The private and personal details of hundreds of people have been exposed by an alleged hack against Binance’s know your customer (KYC) system.
In a move that Binance says may have come from an “unidentified individual” who has “threatened and harassed” the team, more than 800 photographs, purporting to show the ID documents, names and faces of Binace customers were revealed in a public Telegram group.
The move led to Binance issuing a statement about a ‘False “KYC Leak”’, in which they said someone had demanded 300 BTC from the exchange to withhold more than 10,000 photos.
In an effort to clear up the potential breach the posts reads:
“There are inconsistencies when comparing this data to the data in our system.
“At the present time, no evidence has been supplied that indicates any KYC images have been obtained from Binance, as these images do not contain the digital watermark imprinted by our system.
“With that said, our security team is hard at work pursuing all possible leads in an attempt to identify the source of these images.”
The story surfaced overnight, when it emerged a Telegram group had been set up that contained the supposed customer information.
The Telegram group grew quickly to around 9,000 members.
Accessing the group, users could easily find photographs from possible Binance customers that show information such as their date of birth, address, full names and signatures.

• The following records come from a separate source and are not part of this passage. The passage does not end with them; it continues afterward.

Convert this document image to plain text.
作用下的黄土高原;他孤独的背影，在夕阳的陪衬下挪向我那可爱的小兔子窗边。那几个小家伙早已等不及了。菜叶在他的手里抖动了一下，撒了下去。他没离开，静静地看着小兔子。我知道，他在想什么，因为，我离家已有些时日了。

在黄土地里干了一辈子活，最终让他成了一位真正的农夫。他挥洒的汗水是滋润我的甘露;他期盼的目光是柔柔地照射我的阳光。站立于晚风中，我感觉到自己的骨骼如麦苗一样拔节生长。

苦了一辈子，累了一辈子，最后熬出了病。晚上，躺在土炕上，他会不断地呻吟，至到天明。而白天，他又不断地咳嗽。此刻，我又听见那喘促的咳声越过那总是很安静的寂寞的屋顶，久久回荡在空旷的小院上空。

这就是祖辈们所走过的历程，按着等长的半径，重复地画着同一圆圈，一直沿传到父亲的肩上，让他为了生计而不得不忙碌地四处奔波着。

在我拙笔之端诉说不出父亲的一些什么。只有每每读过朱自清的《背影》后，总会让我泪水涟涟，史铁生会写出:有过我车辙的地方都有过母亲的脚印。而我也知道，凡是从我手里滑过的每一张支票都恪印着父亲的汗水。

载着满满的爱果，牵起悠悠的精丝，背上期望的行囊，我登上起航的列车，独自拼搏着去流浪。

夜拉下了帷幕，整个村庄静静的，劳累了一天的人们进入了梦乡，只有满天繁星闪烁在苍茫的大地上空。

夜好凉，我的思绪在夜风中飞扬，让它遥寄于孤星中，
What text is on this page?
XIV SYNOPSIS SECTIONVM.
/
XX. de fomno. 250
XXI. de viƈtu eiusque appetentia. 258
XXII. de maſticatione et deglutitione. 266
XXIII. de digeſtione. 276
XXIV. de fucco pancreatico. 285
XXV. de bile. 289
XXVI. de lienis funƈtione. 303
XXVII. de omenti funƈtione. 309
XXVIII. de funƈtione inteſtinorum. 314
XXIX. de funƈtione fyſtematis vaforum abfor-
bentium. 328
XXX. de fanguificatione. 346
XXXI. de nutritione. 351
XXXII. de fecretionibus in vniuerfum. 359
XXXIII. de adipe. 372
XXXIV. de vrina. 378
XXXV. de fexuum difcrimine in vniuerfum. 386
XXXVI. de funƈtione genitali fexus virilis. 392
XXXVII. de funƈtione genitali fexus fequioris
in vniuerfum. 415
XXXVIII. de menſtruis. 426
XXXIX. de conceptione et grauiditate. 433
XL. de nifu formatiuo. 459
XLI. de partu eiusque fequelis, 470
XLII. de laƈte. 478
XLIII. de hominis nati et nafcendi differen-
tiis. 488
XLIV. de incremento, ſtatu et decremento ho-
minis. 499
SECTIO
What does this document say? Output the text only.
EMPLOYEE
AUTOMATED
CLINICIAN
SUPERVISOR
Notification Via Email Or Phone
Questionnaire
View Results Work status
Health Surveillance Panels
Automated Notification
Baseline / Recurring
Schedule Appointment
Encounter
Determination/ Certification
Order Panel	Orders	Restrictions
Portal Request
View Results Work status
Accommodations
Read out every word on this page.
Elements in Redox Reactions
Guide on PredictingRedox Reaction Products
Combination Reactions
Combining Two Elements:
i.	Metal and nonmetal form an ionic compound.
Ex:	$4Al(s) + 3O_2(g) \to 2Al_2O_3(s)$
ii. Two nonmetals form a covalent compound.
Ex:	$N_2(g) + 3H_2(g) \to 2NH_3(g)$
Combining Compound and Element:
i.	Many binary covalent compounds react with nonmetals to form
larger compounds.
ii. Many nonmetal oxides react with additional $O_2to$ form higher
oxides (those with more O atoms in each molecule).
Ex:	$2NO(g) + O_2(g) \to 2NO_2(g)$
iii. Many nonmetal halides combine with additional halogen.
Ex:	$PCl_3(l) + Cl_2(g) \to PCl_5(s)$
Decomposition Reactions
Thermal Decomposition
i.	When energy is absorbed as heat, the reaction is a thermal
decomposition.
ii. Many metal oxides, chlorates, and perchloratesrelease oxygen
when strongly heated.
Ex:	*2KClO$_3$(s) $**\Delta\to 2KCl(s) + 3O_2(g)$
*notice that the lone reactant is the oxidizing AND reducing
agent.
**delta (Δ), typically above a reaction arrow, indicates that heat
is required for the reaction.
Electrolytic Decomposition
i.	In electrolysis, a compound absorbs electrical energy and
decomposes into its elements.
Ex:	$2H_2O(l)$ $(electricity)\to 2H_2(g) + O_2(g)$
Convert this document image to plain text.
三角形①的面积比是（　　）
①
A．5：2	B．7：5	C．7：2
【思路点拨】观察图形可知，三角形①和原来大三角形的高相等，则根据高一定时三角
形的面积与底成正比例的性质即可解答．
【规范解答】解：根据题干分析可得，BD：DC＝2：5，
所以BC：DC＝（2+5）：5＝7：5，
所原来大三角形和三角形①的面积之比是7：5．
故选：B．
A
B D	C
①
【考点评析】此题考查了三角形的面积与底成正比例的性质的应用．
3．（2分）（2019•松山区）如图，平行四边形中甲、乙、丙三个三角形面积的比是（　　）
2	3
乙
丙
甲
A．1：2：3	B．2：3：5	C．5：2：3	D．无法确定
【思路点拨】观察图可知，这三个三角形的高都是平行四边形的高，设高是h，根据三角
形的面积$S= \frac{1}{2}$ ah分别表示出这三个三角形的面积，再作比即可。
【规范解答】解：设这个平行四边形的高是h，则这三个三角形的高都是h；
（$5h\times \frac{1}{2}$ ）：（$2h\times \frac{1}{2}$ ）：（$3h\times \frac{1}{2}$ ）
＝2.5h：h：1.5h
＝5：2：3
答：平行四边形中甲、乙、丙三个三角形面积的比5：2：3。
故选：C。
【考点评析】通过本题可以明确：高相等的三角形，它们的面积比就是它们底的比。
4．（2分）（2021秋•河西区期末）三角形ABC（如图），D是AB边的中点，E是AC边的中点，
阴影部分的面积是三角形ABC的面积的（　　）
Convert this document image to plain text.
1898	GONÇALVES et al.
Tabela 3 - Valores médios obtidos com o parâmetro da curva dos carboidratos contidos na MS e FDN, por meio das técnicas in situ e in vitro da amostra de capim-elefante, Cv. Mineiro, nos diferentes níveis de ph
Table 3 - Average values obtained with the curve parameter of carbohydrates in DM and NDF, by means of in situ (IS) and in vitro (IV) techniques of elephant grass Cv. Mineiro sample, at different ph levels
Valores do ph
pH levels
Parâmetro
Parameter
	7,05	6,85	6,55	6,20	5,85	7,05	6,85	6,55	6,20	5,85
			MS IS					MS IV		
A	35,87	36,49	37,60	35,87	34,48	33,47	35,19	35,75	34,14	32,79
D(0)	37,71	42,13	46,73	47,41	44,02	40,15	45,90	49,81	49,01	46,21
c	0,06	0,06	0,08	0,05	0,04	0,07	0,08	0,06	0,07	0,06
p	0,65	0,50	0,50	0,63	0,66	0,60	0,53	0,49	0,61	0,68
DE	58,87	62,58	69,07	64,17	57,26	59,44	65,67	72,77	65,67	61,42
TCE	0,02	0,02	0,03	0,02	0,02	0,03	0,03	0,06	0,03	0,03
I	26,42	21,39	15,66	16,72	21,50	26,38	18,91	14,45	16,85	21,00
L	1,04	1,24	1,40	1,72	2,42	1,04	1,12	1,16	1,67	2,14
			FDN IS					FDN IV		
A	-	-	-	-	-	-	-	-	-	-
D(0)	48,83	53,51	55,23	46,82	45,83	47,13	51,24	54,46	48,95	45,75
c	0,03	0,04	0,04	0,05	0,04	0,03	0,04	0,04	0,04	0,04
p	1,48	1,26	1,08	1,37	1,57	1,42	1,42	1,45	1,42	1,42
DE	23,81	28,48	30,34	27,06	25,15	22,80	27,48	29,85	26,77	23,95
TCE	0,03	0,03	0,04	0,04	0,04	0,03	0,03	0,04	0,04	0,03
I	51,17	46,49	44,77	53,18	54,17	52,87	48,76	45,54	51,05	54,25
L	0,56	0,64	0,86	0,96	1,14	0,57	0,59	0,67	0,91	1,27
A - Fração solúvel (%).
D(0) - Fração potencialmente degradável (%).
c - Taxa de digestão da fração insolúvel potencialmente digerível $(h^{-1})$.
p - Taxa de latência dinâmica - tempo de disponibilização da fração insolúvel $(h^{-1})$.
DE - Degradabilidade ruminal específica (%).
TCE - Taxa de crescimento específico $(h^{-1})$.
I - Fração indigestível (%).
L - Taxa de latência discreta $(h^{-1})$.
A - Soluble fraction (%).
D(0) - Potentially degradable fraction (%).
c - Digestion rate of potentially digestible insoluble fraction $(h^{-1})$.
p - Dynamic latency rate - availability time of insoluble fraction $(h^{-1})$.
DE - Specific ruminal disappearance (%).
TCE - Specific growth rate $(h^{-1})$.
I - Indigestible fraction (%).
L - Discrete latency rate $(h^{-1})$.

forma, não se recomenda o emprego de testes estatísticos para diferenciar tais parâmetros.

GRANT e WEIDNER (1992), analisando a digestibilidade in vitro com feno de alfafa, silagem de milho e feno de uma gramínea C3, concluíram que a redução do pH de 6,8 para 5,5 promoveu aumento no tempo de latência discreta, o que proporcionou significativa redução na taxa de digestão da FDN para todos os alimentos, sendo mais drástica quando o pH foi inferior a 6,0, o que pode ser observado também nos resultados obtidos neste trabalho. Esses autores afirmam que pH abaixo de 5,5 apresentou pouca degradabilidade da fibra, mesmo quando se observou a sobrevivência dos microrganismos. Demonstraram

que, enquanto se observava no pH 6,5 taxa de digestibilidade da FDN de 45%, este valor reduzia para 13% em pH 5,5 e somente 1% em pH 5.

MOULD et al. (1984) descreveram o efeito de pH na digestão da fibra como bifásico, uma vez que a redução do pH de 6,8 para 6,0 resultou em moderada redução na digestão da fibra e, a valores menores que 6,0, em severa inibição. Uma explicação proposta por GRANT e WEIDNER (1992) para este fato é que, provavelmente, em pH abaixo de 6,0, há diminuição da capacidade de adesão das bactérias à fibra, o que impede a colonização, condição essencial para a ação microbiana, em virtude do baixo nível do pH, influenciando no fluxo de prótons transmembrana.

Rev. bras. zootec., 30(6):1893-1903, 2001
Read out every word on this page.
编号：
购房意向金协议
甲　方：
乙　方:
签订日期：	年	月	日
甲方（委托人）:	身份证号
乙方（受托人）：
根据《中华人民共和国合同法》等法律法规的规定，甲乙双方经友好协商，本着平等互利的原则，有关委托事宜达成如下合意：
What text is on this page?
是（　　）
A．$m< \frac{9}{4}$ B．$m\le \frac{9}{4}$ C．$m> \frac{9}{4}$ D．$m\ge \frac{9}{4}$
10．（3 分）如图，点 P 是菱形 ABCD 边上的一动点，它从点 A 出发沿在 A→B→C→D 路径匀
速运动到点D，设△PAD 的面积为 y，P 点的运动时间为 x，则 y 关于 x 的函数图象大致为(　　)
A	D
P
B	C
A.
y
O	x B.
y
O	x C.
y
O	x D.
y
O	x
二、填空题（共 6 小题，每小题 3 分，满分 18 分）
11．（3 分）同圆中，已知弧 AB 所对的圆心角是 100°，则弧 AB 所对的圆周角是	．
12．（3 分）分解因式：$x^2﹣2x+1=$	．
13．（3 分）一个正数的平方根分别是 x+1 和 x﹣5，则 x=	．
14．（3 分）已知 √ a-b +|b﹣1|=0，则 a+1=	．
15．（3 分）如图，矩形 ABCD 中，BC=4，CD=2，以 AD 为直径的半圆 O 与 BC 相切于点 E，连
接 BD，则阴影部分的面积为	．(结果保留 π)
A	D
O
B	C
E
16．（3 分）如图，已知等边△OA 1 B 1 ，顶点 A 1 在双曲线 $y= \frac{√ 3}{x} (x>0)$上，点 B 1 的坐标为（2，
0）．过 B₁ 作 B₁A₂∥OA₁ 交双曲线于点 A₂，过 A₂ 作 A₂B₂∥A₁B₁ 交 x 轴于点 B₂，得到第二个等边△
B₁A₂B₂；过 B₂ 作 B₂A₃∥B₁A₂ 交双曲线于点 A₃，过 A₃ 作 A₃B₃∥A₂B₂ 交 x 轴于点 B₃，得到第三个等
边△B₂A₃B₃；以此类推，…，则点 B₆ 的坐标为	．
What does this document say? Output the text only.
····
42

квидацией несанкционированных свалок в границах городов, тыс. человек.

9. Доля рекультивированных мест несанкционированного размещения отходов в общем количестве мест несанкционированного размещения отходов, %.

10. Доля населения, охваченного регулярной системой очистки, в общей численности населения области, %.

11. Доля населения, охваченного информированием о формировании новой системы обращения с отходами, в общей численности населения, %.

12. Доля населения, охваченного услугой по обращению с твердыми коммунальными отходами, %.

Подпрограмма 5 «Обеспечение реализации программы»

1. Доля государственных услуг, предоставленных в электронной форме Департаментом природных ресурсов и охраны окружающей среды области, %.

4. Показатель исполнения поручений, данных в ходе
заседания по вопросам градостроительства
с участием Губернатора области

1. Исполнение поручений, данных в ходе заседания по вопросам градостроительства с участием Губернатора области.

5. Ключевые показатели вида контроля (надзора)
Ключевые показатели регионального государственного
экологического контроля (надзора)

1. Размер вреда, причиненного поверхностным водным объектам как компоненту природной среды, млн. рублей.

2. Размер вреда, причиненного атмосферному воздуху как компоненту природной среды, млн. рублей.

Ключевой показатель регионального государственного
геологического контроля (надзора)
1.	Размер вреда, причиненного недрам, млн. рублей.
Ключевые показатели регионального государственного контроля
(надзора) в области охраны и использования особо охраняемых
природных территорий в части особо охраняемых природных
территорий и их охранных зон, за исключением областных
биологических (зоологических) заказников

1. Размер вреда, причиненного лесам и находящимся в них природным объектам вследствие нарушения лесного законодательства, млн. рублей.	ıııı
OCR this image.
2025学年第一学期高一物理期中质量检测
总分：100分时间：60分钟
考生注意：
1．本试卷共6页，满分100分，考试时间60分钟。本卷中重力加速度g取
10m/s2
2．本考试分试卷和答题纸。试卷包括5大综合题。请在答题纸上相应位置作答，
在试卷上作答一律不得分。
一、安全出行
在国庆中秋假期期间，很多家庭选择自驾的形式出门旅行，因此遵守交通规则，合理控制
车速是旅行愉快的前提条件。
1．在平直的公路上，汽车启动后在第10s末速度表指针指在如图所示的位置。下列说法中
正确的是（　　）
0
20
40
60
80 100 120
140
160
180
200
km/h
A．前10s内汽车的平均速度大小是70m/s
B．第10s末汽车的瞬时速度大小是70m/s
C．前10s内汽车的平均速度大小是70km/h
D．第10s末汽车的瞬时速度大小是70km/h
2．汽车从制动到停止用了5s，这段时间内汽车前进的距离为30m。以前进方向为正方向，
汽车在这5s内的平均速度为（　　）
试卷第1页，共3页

Many of the pictures are of people posing alongside their identity documents, a requirement of Binance’s know your customer (KYC) process.
The pictures are from people from around the world, with pictures showing a wide range of passports and driving licences. Including the United Kingdom, Japan, Vietnam, Romania, Uzbekistan and others.
The news spread like wildfire across the crypto media space, prompting Changpeng Zhao, CEO and founder of Binance to respond on Twitter.
In a tweet to his 400,000 followers he said:
Don’t fall into the “KYC leak” FUD. We are investigating, will update shortly.
The news comes just months after the cryptocurrency exchange was hit by hackers who stole 7,000 bitcoin from the company, valued at about $82 million.
While users’ funds were protected by Binance’s Secure Asset Fund for Users (SAFU), the hack severely dented global confidence in the exchange.